Hi, I have a question, As it is said in QM, if two operators commute, they have so many common eigenstates that they form a basis. And the inverse is right. Now there is the question, if A,B,C are operators, [A,B]=0, [A,C]=0, then is "[B,C]=0" also right? If we simply say A and B, A and C both have common eigenstates, so B and C have common eigenstates, so [B,C]=0, it seems to be right. But in QFT, if x,y spacelike, then [\phi(x),\phi(y)]=0, if the above is right, then we can find a point z which is spacelike according to two non-spacelike point x,y to make any non-spacelike [\phi(x),\phi(y)]=0. It looks like a paradox. thank you!
> If A,B,C are operators, [A,B]=0, [A,C]=0, > then is "[B,C]=0" also right? No, it's not right. For a counterexample in the usual QM variables, let [tex]A=x, B=y, C=p_y[/tex]. For a counterexample in the Dirac gamma matrices, let [tex]A=\gamma^0, B=\gamma^1\gamma^2, C=\gamma^1\gamma^3[/tex]. For a counterexample in QFT, replace the gamma matrices with your favorite four anticommuting field variables. In each of these counterexamples, A commutes with B and A commutes with C, but B and C do not commute. Carl
No. The angular momentum operators give a counterexample: A = L^2, B = L_x, and C = L_y. Then [A,B] = [A,C] = 0. But [B,C]= [L_x, L_y] = ih L_z. It is true, however, that [B, C] commutes with A. This can be seen from the jacobi identity [A, [B, C]] + [B, [C, A]] + [C, [A, B]] = 0.

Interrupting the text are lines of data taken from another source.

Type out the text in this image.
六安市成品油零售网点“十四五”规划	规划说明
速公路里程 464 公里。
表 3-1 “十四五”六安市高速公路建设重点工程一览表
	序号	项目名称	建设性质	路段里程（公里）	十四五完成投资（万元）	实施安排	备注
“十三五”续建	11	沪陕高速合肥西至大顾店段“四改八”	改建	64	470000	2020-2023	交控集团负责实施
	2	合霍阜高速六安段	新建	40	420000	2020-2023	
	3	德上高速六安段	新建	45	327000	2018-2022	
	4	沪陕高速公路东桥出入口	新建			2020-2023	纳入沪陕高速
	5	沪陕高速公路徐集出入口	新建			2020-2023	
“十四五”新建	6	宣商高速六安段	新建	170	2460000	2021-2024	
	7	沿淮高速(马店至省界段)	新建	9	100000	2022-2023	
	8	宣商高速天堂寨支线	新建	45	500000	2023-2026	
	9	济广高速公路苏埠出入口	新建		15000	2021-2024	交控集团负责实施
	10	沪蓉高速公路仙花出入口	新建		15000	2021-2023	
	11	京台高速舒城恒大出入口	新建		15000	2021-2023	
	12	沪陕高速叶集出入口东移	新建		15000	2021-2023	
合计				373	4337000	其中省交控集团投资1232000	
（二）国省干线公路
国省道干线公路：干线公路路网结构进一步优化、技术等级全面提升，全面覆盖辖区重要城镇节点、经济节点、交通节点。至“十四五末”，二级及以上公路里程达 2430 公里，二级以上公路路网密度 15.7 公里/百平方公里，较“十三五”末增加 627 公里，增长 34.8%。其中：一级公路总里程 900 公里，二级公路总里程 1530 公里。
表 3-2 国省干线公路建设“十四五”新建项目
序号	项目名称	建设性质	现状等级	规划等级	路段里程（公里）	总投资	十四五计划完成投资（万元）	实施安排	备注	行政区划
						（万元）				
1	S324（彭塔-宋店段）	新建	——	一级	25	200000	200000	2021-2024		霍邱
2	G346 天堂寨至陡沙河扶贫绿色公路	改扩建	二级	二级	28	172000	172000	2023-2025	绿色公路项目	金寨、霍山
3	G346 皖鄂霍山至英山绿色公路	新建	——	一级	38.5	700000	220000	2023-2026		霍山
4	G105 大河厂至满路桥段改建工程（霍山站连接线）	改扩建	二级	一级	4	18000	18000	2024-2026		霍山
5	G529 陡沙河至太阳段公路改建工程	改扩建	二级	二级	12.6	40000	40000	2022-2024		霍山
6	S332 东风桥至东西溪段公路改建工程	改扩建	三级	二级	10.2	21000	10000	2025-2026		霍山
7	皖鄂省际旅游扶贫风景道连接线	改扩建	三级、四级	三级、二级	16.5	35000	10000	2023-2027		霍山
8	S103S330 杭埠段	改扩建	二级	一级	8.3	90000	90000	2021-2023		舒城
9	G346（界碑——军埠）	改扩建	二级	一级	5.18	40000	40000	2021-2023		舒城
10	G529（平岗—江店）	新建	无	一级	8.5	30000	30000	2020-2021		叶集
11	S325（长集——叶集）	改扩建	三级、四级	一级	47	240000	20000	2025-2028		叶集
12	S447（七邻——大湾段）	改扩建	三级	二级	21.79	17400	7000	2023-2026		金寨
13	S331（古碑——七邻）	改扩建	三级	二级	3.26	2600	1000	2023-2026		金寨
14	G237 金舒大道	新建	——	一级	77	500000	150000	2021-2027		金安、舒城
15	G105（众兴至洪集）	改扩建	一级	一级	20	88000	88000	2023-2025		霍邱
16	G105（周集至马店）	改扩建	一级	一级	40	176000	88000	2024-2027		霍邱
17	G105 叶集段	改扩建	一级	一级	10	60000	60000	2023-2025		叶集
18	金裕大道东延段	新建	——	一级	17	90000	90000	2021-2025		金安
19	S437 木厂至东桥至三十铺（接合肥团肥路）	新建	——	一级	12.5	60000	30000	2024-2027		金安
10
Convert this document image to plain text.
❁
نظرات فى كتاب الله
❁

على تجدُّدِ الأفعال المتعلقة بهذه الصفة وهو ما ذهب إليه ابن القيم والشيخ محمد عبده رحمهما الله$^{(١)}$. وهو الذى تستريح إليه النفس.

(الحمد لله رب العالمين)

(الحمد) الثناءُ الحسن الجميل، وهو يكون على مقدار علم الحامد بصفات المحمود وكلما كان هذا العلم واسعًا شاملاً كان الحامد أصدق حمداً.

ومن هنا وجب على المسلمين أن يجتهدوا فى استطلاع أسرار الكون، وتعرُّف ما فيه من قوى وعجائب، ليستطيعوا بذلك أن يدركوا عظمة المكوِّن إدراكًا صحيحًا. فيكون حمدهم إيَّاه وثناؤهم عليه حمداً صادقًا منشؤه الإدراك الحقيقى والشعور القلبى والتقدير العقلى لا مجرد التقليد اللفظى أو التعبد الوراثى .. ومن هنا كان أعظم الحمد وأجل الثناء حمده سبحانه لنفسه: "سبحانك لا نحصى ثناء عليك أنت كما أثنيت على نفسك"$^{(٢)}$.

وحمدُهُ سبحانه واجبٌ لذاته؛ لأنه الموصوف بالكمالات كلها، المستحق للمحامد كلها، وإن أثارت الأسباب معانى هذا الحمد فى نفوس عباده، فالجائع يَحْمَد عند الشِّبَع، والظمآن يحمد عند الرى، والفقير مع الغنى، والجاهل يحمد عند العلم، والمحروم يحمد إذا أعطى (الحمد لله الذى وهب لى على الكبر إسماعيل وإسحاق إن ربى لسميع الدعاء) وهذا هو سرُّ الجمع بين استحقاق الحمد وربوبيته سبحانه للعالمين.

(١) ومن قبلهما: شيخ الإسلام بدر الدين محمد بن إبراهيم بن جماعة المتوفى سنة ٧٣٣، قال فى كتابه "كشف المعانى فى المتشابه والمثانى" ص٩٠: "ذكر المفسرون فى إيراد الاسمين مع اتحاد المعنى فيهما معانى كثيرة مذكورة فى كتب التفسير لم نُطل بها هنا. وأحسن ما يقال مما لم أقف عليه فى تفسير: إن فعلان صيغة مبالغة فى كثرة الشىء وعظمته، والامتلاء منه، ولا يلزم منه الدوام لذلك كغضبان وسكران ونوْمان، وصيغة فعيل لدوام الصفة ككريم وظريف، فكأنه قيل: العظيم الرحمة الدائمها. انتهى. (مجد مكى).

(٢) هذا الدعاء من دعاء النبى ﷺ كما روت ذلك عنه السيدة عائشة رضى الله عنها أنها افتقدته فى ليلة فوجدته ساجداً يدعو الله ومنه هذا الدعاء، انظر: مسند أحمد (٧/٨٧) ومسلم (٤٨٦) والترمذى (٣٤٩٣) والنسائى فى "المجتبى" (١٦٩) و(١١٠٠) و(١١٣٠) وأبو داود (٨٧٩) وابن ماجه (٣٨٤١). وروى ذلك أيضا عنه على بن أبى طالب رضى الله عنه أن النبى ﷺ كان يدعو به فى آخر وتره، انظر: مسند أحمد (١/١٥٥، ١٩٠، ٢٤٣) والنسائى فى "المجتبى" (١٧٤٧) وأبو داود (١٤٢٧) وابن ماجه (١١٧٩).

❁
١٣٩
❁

> If we simply say A and B, A and C both have > common eigenstates, so B and C have common > eigenstates, so [B,C]=0, it seems to be right. If A has no degeneracy in its eigenvalues, then your logic works. In the presence of degeneracy, A can arrange to share a different set of eigenstates with B than it shares with C. Carl
[A,B]=0 means you can find a set of eigenstates common to A and B. [A,C]=0 means you can find a set of eigenstates common to A and C. That doesn't imply these two sets are the same, so it will in general not give a set of eigenstates common to B and C.